The Earth's shadow passes across the full moon. Ritual traditions read eclipses as concentration points rather than catastrophes; Lunarcana inherits that stance. A useful practice is to skip the spread entirely and instead draw one card with the question "what pattern is ending," then sit with it overnight. The card often reads more clearly in the morning than it did under the eclipse itself.

The Ritual Year

Every culture that tracked the moon built a ritual year on top of it. Three points from the Western pagan calendar — which most modern tarot ritual writing draws on — pair naturally with moon work.

  • Imbolc · early February

    A cross-quarter day between winter solstice and spring equinox, associated with Brigid and with the first stirrings of early spring. Paired with a new moon near Imbolc, it is the classical moment for naming what the year is actually for — one intention, stated plainly, before the schedule picks up.

  • Beltane · early May

    Opposite Samhain on the wheel, marking the start of summer and celebrating fertility and creative fire. Close to a waxing-gibbous or full moon, Beltane is a natural peg for a "what is ready to go public" draw: the intention has been private long enough, and the season is asking for the first visible move.

  • Lughnasadh · early August

    The first of three harvest festivals; named for the god Lugh. It is a gentle corrective to the productivity phase of the year — pair it with a waning-gibbous moon and a single card asking what you have actually harvested, not what you think you should have.

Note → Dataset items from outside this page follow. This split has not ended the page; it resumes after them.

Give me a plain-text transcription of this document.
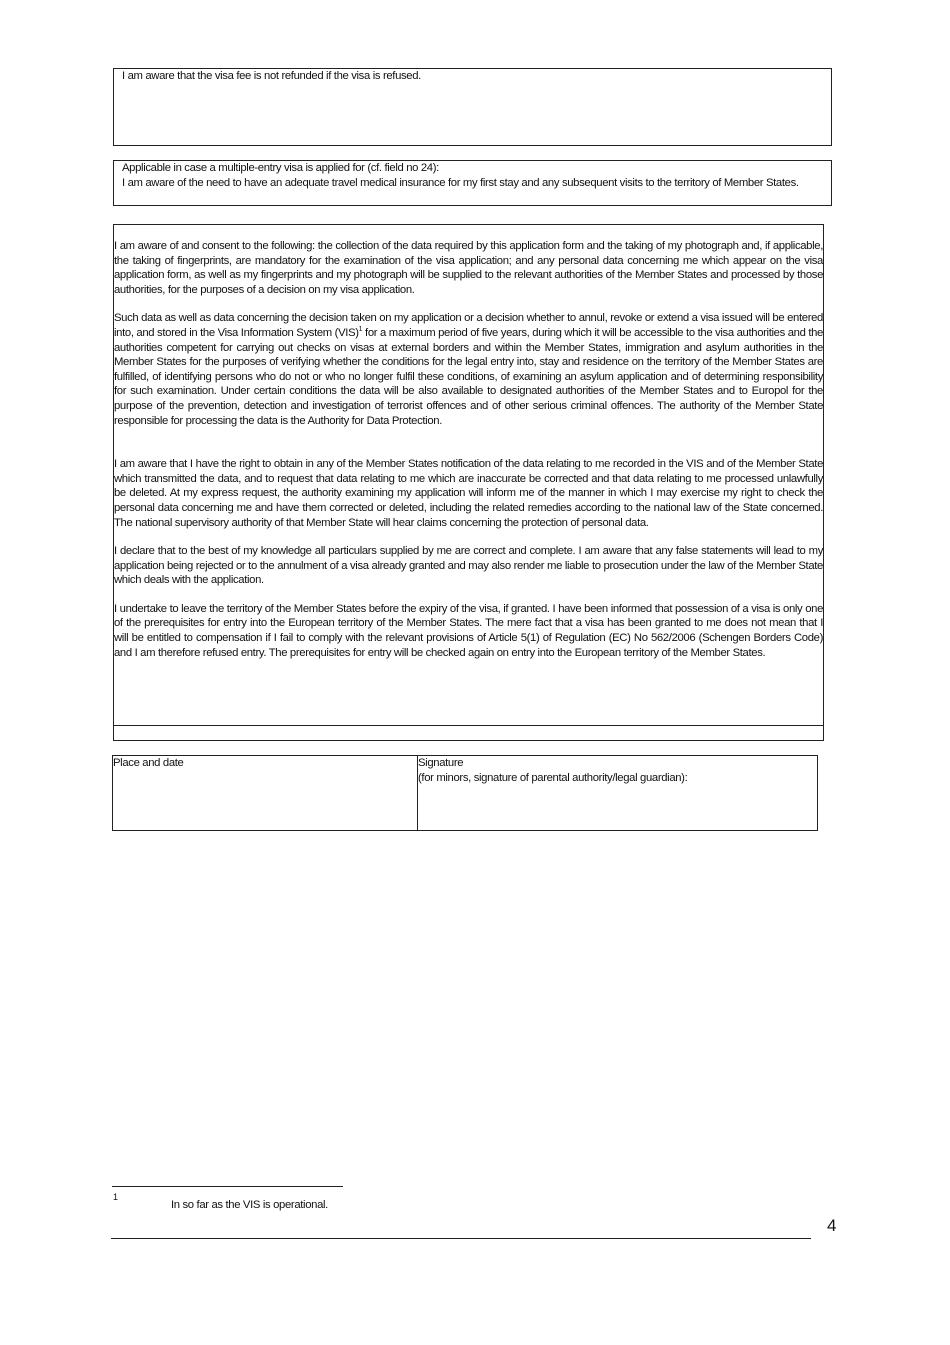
I am aware that the visa fee is not refunded if the visa is refused.

Applicable in case a multiple-entry visa is applied for (cf. field no 24):

I am aware of the need to have an adequate travel medical insurance for my first stay and any subsequent visits to the territory of Member States.

I am aware of and consent to the following: the collection of the data required by this application form and the taking of my photograph and, if applicable, the taking of fingerprints, are mandatory for the examination of the visa application; and any personal data concerning me which appear on the visa application form, as well as my fingerprints and my photograph will be supplied to the relevant authorities of the Member States and processed by those authorities, for the purposes of a decision on my visa application.

Such data as well as data concerning the decision taken on my application or a decision whether to annul, revoke or extend a visa issued will be entered into, and stored in the Visa Information System (VIS)$^1$ for a maximum period of five years, during which it will be accessible to the visa authorities and the authorities competent for carrying out checks on visas at external borders and within the Member States, immigration and asylum authorities in the Member States for the purposes of verifying whether the conditions for the legal entry into, stay and residence on the territory of the Member States are fulfilled, of identifying persons who do not or who no longer fulfil these conditions, of examining an asylum application and of determining responsibility for such examination. Under certain conditions the data will be also available to designated authorities of the Member States and to Europol for the purpose of the prevention, detection and investigation of terrorist offences and of other serious criminal offences. The authority of the Member State responsible for processing the data is the Authority for Data Protection.

I am aware that I have the right to obtain in any of the Member States notification of the data relating to me recorded in the VIS and of the Member State which transmitted the data, and to request that data relating to me which are inaccurate be corrected and that data relating to me processed unlawfully be deleted. At my express request, the authority examining my application will inform me of the manner in which I may exercise my right to check the personal data concerning me and have them corrected or deleted, including the related remedies according to the national law of the State concerned. The national supervisory authority of that Member State will hear claims concerning the protection of personal data.

I declare that to the best of my knowledge all particulars supplied by me are correct and complete. I am aware that any false statements will lead to my application being rejected or to the annulment of a visa already granted and may also render me liable to prosecution under the law of the Member State which deals with the application.

I undertake to leave the territory of the Member States before the expiry of the visa, if granted. I have been informed that possession of a visa is only one of the prerequisites for entry into the European territory of the Member States. The mere fact that a visa has been granted to me does not mean that I will be entitled to compensation if I fail to comply with the relevant provisions of Article 5(1) of Regulation (EC) No 562/2006 (Schengen Borders Code) and I am therefore refused entry. The prerequisites for entry will be checked again on entry into the European territory of the Member States.

Place and date	Signature
(for minors, signature of parental authority/legal guardian):
1
In so far as the VIS is operational.
4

  • Samhain · early November

    The year's threshold, honoring the dead and opening a season of interior work. A waning or dark moon near Samhain holds the clearest invitation to the release spread of the year: what are you ready to close before the light returns. Keep it small, keep it specific, write it down.

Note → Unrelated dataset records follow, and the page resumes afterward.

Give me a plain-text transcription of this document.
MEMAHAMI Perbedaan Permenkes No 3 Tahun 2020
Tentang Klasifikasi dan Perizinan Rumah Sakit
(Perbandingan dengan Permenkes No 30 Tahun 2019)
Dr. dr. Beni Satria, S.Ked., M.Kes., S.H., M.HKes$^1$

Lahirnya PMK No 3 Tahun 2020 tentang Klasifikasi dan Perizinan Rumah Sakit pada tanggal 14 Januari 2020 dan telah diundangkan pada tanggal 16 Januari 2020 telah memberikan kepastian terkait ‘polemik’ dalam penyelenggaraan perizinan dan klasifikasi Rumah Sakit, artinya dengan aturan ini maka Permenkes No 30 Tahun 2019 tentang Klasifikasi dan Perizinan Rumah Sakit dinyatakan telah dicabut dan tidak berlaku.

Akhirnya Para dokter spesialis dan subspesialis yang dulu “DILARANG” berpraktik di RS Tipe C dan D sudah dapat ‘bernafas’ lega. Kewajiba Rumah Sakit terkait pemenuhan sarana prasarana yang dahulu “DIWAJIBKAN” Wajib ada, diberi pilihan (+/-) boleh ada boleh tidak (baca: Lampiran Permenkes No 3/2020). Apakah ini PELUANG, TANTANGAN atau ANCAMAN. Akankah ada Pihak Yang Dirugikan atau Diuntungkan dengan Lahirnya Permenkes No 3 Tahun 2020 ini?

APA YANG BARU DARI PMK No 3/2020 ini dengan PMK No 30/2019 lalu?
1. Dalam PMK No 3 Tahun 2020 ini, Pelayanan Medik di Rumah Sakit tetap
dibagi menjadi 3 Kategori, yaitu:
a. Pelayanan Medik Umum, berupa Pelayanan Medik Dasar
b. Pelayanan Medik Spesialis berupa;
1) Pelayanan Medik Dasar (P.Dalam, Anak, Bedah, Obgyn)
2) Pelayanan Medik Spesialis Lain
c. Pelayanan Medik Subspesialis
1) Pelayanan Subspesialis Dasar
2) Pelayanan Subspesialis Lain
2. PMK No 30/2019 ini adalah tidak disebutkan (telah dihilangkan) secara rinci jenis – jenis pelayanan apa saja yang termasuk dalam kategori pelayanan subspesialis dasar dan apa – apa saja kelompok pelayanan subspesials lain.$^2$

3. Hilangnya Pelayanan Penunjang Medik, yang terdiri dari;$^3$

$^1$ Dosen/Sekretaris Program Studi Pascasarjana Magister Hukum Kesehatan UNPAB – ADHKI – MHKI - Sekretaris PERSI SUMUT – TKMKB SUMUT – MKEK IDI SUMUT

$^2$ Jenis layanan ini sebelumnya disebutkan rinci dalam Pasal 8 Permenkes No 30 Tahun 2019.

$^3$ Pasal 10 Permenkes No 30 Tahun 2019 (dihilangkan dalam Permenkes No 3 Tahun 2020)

How Lunarcana Uses the Moon

The small crescent at the top right of every page shows the current phase, computed locally from the synodic cycle in src/lib/astro/moon.ts — no network call, no personal data. It is there as a gentle reminder rather than a prompt.

The two ritual spreads referenced above — New Moon Intention and Full Moon Release — live under the ritual category on the spreads page. They are free for anyone to use; a full moon does not cost a trial read. The other phases use lighter ad-hoc draws, which means your daily card page will work as the phase-aware ritual for most of the cycle.

A dedicated moon-phase calendar that lines your own readings up against the synodic cycle is on the roadmap — treat this page as the written companion until that ships.